L’autore forte della sua cultura storica-filosofica-umanistica ha espresso un suo convincimento che tutti siamo figli del luogo in cui siamo nati e che la genetica e la geologia si condizionano a vicenda. Franco Arminio, poeta, scrittore, regista, (autore di Terracarne) ha creato una nuova scienza chiamata Paesologia che è un rapporto etnografico esistente tra uomo e territorio. Per questo il carattere dell’uomo che abita in una zona è particolarmente condizionato e diverso da altri che sono nati e vissuti in altri luoghi. L’uomo della Basilicata, ad esempio, è mediamente poetico, malinconico e portato a essere caratterialmente chiuso.
Questo dipende dalla geologia del posto. “Abitare in un piccolo paese è un incanto di silenzi e riflessioni e un incontro poco rumoroso con il mondo, grande qualità questa dei paesi della Basilicata” (De Filippo).
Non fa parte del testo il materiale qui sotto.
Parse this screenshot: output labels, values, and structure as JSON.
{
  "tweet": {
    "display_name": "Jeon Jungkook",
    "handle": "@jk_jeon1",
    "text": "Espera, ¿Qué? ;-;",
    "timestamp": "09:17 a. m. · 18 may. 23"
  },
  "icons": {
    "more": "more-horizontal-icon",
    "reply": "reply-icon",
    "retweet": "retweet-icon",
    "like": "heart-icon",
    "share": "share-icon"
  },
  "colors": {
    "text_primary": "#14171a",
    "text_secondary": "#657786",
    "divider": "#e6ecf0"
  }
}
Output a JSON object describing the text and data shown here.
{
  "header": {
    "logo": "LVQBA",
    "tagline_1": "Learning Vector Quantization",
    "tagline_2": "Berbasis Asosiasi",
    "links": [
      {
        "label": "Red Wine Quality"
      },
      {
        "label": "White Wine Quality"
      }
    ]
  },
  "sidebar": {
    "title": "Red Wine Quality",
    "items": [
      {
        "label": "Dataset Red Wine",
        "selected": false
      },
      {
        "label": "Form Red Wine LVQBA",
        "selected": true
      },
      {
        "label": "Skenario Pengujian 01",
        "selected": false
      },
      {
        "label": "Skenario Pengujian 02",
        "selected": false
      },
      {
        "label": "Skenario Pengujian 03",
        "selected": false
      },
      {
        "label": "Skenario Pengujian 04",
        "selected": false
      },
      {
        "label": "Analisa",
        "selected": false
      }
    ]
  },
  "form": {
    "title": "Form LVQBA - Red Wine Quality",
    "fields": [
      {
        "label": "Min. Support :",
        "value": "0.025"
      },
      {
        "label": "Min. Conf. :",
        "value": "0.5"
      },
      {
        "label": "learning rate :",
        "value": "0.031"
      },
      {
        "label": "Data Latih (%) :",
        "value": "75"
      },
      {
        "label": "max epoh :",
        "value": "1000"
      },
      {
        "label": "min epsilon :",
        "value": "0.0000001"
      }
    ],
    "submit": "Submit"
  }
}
La giovanissima Francesca Cacciotta, al violino, ha suonato due brani di musica del 1700 e Mario Calzolaro ha letto, in chiusura, quattro liriche tratte da “Dissimulando” silloge di De Filippo pubblicata nel 1999.
L’intensa serata è terminata con la consegna delle pergamene a tutti i relatori e di una targa al Presidente De Filippo.